For instance, recalling your past mistakes might serve the purpose of pushing you to compliance by making you feel inadequate. When you realize this is the game, you don't have to take the critique at face value and defend yourself; you only need to figure out which way they want you to comply. When you know it, you can decide what to do.

2. Detach from the emotion that it provokes. This is the hardest part for me. Naturally, put-downs, labels and attacks provoke anger and defensiveness, but this is when understanding is appropriate. If it comes from personality or priority difference, I bet you can find a way to tolerate it.

If it comes with a manipulative edge, you might be rightfully angry, but that's so much different from feeling ashamed when you're called and believe you're a "loser," "weak" or whatever it was. When you realize this imposed feeling is suppose to motivate you to do something you don't want to, you can simply dismiss the feeling.

3. Be sure of what your standpoint is regarding the question.

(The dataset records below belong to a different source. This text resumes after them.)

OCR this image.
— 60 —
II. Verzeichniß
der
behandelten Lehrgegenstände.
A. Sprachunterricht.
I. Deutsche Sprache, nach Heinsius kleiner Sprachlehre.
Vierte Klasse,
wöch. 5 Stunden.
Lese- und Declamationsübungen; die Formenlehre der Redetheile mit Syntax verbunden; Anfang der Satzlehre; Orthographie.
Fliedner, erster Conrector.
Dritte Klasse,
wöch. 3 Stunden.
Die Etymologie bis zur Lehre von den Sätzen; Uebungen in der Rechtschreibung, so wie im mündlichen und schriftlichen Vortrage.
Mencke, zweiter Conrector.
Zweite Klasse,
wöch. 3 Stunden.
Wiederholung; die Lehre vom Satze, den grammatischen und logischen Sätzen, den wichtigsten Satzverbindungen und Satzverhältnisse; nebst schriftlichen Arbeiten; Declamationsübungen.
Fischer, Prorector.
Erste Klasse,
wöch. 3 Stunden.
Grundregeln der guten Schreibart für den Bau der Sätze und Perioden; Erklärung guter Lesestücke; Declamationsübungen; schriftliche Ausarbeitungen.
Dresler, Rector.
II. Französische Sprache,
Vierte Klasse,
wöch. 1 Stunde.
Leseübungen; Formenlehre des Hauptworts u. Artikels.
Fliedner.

Do you prefer open and outgoing people or do you like the withdrawn personalities better? Do you value a more secure but dull workplace above an independent challenging one? Do you believe in an authoritative leadership or a democratic one? Do you want to go to the movie that night or spend some time quietly with a book? Rest reassured you have the right to decide what you do, and to judge your own behavior. You're the only one to say whether you like something or not.

4. Stand up for your needs. When you figure out what you really want independently of others' requests, pressures or expectations, stand up for your needs and wants in a calm, assertive way using "I" messages. You might apply the "Broken Record" method, which is repeating the same wish over and over again without raising your voice.

It is best if you can begin by acknowledging the other's feelings. For example, "I understand that you would like me to make more money, but I find my present workplace very rewarding." Or, "I understand that this is your traditional family recipe, but my stomach cannot handle spicy food." Or, "I see you are bored and want to go out, but I really don't feel like going to the party tonight. What do you think about a movie with just the two of us?"

Processing all four steps in the heat of the moment is not an easy assignment. When someone challenges you during the holidays and you feel the bodily signs of getting into flight-or-fight mode, take some deep breaths and imagine one of your respected friends in front of you. How would you say your opinion to her? From that perspective, say it that way!